If the structure of the painting feels oddly familiar–a determined figure in profile flanked by larger figures that border the edges of the canvas – it’s due to the fact that the painting references Norman Rockwell’s 1963 painting “The Problem We all Live With”. Rockwell’s iconic image famously depicted the scene of 6-year old Ruby Bridges entering a previously all-white New Orleans elementary school, flanked by suited US Marshalls, racial epithets plastering the background wall. The painting for Rockwell represented a break within the artist’s career, moving from painting largely quotidian family scenes to a wrenching image ripe with agency. 56 years later, the racial dynamics implicit within Rockwell’s paintings are very much alive within Cate’s, as the leering man in the car is white and the walking mother and child are black. The scene was one that the artist had observed in West Oakland, and felt compelled to depict and structure the work within that of the historical painting, yet much of the work departs quite liberally from the Rockwell–most notably with the mother’s baby, comprised from an ethereal misting of gold spray paint with a meandering outline, stretched from the pushed stroller returning the middle finger to the scowling driver. Rockwell’s famous work stood out to the artist in how it combined so many issues at the forefront of the artist’s mind, from it’s conflation of the white and male gaze (both tools of power if we subscribe to their authority to define us), to the ways in which visibility for othered bodies doesn’t always equal being seen, because of how the symbol of the cultural body so often obscures our humanity. Just as the mother within Cate’s largest work walks absolutely undeterred, the artist’s recent paintings and thoughts center around the contact with one’s sense of self outside of culture, as a means of walking through culture untouched at the soul by false perceptions.

In the same way that so many of the figures within Cate’s work teeter on the brink of the impending abyss of that starry space, the artist and her most recent works finds a real comfort in jumping into that same unknown. The promise of that expansive abyss, of the space in which we shed the weight of the ego and cultural body and are able to explore unknown territory, addressing and healing our suppressed wounds is not unlike the difficult conversations regarding race, representation and power that Cate’s works continue to evoke. To honestly address and converse interpersonally and as a society on race, gender, class and any other social strata in which power plays, is so much like the process of delving into that unknown abyss, with the hopes of emerging more free having shed some of the weight of our cultural bodies.
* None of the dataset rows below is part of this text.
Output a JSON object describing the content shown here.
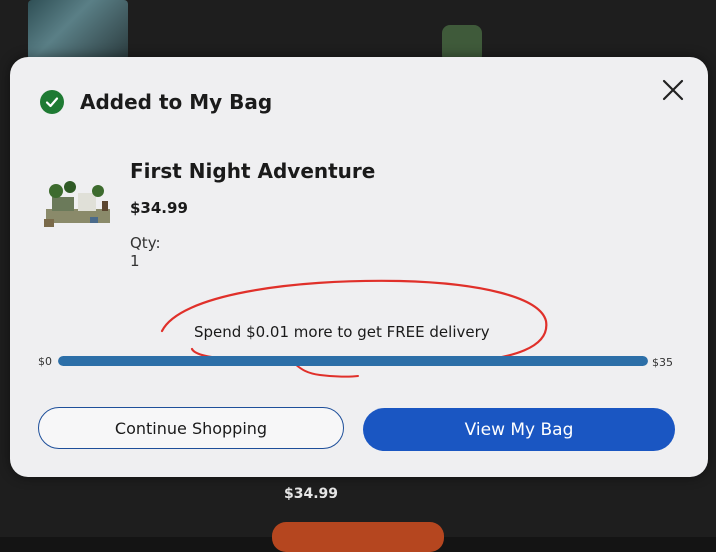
{
  "background": {
    "price": "$34.99"
  },
  "modal": {
    "title": "Added to My Bag",
    "product": {
      "name": "First Night Adventure",
      "price": "$34.99",
      "qty": "Qty: 1"
    },
    "delivery": {
      "message": "Spend $0.01 more to get FREE delivery",
      "min_label": "$0",
      "max_label": "$35",
      "progress_fraction": 0.9997
    },
    "buttons": {
      "continue": "Continue Shopping",
      "view_bag": "View My Bag"
    },
    "icons": [
      "check-circle-icon",
      "close-icon"
    ],
    "colors": {
      "accent": "#1a56c2",
      "success": "#1e7a33",
      "progress": "#2c6fa8"
    }
  }
}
As Cate so elequently notes, “I paint to address suffering. Particularly the suffering inherent in the tension between power and love as it plays out in culture and in our psyches. And we can’t talk about power in America without talking about race. And I’d suggest that we can’t talk about love in America without talking about race. I sense a deep heartbreak over our separation. And there is a particular quality of boundless love that gets released when we transcend racial conditioning together. This transcendence is political power. As Cornell West says, ‘Justice is what love looks like in public.’”

This project was created while in residence at Mills College as part of Artist + Process + Ideas (A+P+I).